SQL学習のためのエクステンションガイド
SQLはStructured Query Languageといい、RDBMS(リレーショナルデータベース管理システム)を操作するデータベース言語のことである。ちなみに、通称データベースといっているのは、正確にはRDBMのことを指している。リレーショナルというのは、基本的にひとつのデータベースの中に、ひとつのテーブルというのは存在せず、複数のテーブルで成り立っている。それらのテーブル同士を関係づけていることをいっている。たとえば、この商品のIDは、商品明細のIDを紐付けるというように成り立っているわけである。これをリレーションシップといい、データベースの設計で定義される。
Visual Studio CodeでSQLを学習するには、拡張機能をインストールする。ただし、あくまでも操作だけなので、データベースやテーブルを作ったとしても、テーブル同士のリレーションシップは定義できない。学習だけではなくデータベース設計からSQLまで本格的に取り組むならクライアントを使用するのが一番よい。クライアントで代表的なのが、MySQL Workbench(英語版)とDBeaver(日本語対応)である。前者はMySQLのみだが、後者はMariaDB、MySQL、PostgreSQL、SQL Serverなど、対応しているデータベスが多い。そのほかにはphpMyAdminがある。

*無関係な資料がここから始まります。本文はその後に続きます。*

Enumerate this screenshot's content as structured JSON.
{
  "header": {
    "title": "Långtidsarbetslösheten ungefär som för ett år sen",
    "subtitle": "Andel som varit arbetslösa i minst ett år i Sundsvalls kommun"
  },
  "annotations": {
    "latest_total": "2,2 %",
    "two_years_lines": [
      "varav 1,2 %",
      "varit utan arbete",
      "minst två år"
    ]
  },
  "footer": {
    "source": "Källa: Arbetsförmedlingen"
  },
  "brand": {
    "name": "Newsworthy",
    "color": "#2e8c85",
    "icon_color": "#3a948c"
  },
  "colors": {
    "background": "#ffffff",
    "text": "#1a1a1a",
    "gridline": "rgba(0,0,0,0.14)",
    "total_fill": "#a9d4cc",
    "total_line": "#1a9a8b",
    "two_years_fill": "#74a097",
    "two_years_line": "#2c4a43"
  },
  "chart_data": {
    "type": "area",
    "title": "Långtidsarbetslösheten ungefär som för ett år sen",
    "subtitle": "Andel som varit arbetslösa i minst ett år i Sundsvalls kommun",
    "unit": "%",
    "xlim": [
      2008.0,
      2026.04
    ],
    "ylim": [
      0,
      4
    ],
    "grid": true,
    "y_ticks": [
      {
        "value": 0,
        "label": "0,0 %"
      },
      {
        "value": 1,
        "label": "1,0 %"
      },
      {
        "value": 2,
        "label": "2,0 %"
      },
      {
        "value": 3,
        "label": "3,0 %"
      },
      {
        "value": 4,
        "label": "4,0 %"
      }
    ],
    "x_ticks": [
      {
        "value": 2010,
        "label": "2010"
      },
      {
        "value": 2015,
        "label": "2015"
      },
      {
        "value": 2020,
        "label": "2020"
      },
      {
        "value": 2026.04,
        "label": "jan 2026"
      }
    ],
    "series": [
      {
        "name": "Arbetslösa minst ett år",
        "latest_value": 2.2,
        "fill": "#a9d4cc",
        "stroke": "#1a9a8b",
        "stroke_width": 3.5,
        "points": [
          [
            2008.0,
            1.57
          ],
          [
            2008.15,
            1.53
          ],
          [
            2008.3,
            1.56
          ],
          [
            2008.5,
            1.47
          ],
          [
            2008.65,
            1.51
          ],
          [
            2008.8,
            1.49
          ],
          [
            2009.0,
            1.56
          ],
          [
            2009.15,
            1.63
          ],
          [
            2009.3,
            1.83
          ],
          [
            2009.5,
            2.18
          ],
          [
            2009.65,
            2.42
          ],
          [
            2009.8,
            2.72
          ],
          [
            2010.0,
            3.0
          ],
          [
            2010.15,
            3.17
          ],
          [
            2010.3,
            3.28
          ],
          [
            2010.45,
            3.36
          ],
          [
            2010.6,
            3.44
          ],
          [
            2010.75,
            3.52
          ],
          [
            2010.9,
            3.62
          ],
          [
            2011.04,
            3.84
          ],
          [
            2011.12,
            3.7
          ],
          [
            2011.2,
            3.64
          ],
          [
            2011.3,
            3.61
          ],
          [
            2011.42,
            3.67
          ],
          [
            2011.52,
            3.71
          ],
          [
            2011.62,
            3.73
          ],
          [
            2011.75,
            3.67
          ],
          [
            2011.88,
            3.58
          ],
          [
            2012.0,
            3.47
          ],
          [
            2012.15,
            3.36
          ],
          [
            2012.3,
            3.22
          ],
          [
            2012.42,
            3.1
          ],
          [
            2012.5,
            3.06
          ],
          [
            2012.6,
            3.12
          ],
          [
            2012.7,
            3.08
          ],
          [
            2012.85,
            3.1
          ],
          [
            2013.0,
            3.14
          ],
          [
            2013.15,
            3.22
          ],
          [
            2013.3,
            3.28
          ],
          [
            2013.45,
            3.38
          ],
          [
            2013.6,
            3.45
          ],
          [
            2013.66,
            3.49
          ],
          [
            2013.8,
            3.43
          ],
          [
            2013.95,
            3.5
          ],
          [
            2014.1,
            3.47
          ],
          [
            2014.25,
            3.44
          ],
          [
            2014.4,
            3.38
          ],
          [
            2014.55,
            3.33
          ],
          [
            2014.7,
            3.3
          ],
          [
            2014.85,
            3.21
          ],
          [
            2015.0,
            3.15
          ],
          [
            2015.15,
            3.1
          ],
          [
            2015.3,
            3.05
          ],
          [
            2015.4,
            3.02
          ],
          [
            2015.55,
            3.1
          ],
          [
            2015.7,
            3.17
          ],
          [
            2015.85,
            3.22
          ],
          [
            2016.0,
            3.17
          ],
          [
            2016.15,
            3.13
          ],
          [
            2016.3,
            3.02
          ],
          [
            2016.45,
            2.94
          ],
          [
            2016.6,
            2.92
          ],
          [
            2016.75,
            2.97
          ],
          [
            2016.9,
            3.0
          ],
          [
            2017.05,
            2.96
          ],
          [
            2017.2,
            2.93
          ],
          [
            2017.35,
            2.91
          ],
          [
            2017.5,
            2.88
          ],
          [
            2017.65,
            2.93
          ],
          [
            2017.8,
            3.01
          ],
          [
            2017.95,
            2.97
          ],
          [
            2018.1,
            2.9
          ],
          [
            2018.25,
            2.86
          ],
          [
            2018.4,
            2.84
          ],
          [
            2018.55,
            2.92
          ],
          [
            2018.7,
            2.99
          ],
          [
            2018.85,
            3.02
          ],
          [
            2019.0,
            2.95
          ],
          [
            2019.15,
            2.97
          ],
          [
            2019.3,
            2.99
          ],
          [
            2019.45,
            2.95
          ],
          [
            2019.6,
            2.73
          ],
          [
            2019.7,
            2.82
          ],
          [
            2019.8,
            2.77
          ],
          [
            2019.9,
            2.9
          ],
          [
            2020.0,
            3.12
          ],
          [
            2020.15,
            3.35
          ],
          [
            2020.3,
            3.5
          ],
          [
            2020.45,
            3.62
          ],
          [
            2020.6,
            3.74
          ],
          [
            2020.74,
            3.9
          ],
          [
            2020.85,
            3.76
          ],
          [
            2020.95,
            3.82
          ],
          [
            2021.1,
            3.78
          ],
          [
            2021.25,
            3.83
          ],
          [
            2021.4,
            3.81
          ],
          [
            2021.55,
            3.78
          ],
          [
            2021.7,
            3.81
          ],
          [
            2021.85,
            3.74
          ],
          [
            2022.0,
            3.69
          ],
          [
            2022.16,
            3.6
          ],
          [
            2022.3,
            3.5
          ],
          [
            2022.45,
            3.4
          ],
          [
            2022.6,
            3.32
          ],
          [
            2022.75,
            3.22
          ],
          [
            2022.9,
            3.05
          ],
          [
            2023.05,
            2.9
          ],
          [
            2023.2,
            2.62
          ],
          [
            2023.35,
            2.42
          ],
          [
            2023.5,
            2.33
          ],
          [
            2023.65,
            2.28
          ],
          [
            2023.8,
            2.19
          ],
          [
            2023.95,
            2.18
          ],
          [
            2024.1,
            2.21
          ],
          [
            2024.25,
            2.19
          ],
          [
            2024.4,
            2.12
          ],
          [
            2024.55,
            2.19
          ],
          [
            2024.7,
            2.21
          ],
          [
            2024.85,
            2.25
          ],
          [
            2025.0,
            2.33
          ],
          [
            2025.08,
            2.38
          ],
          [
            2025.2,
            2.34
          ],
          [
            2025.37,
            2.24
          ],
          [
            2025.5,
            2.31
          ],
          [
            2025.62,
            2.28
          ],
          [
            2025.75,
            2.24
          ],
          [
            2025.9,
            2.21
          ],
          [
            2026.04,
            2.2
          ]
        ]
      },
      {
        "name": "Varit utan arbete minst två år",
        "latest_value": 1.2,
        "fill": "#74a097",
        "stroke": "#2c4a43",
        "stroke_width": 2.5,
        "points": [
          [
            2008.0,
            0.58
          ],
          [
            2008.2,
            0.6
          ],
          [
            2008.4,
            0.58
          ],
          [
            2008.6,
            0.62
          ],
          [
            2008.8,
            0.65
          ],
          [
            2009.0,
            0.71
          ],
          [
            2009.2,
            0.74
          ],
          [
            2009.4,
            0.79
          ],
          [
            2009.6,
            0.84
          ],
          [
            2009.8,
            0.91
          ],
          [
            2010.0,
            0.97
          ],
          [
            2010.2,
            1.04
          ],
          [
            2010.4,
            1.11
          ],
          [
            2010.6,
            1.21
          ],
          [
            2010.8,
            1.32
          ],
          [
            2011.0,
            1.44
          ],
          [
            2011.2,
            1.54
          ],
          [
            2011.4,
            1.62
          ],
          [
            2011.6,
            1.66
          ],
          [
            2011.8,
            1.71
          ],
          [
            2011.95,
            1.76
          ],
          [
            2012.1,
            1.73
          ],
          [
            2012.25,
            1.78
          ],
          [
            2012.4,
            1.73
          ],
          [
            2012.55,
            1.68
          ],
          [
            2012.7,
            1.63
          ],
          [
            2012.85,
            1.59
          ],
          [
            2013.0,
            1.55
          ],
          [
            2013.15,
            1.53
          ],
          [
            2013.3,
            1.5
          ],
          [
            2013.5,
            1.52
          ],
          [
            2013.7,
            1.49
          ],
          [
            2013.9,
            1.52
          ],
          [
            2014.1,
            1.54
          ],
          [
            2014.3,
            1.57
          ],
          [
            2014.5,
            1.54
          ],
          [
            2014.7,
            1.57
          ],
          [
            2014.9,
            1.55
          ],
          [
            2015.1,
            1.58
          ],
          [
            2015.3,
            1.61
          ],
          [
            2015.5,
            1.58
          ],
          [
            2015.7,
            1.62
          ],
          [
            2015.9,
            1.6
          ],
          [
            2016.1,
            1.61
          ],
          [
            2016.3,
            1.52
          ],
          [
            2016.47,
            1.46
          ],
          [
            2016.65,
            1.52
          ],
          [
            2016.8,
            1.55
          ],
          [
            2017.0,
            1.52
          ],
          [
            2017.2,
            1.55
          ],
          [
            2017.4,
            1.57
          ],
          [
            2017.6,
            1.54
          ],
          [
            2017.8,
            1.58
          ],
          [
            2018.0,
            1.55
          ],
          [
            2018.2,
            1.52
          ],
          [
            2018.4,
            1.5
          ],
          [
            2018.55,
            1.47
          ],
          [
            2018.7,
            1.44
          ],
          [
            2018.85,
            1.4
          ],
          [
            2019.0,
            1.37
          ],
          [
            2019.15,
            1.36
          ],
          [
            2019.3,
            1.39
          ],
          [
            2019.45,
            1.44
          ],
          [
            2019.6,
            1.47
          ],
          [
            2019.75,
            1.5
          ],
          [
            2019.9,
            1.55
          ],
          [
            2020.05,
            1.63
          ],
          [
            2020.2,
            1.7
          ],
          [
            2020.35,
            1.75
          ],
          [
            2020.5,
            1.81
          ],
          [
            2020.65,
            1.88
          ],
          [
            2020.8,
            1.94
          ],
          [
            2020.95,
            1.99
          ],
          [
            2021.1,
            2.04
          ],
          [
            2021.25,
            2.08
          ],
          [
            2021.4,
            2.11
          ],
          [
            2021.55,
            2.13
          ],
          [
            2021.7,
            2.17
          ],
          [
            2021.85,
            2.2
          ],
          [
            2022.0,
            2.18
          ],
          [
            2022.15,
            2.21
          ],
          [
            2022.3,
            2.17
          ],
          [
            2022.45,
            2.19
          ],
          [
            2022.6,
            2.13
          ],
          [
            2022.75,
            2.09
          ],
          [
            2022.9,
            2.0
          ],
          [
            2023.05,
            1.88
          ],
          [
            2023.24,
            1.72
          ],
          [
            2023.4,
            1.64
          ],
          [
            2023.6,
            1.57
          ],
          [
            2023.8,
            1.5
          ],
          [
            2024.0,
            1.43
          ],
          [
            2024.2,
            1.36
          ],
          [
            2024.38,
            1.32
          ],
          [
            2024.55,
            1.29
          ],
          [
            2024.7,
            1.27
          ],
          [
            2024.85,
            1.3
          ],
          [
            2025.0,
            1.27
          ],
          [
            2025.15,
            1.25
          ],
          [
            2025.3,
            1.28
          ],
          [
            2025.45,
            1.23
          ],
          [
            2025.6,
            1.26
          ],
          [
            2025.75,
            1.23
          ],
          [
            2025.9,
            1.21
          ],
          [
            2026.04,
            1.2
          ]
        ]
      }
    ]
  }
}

今回の記事はVisual Studio CodeでSQLを学習したい人が対象である。そこにこだわらなければ、MySQL Workbench、DBeaver、phpMyAdminなどを使うといいだろう。場合によっては、ターミナルでMySQLを起動してもできるのである。
環境
- Linux mint 20.3 MATE Edition
- Visual Studio Code 1.66.2
- SQLTools MySQL/MariaDB Driver 0.2.0
エクステンションガイド
SQLTools
シンプルなデータベースの操作ができる拡張機能で、データベースの操作はすべてSQLを発行して行われる。マウスでワンクリックで操作するものではない。この拡張機能を選んだのもそのためである。
この拡張機能を使う前に接続ドライバーが必要となる。ドライバーは拡張機能として用意されているので、必要なものをインストールするといいだろう。サポートしているデータベースは、MySQL、MariaDBのほかにSQLite3、PostgreSQL、SQL Server/Azureである。
インストールはわかっているとは思うが、一応簡単に説明しておく。まず、Ctrl+Shift+Xを押して、拡張機能を開き、検索欄に「SQLTools」と入力する。該当する拡張機能が表示されたら、[インストール]をクリックしてインストールする。
使い方
使用する前の注意点は以下のとおり。
- MariaDB(MySQL)がインストールされている。XAMPPがインストールされていれば問題ない
- MariaDB(MySQL)がすでに起動している
- MariaDB(MySQL)のユーザー(root)のパスワードが設定されている
- 学習用データベース(books)が作成されている
いずれかのひとつでも該当しない場合は利用不可である。注意点がすべてクリアできているという前提でやっていく。
拡張機能のアイコンの下にSQLToolsアイコンが表示されているのでクリックして、[Add new connection]をクリック。接続するデータベースを選択する。
いくつか表示されているが、SQLTools MySQL/MariaDB Driver 0.2.0以外のドライバーをインストールしているだけなので気にしなくていい。
MariaDBまたはMySQLを選択して接続情報を入力する。
入力する項目は、項目名の後ろに*印がついているものだけでよい。わからない場合はデフォルトのままにしておく。Use Passwordは選択肢が3つあり、以下のとおりになっている。
・ Ask on connect ———- データベースに接続時にパスワードの入力を求められる(デフォルト)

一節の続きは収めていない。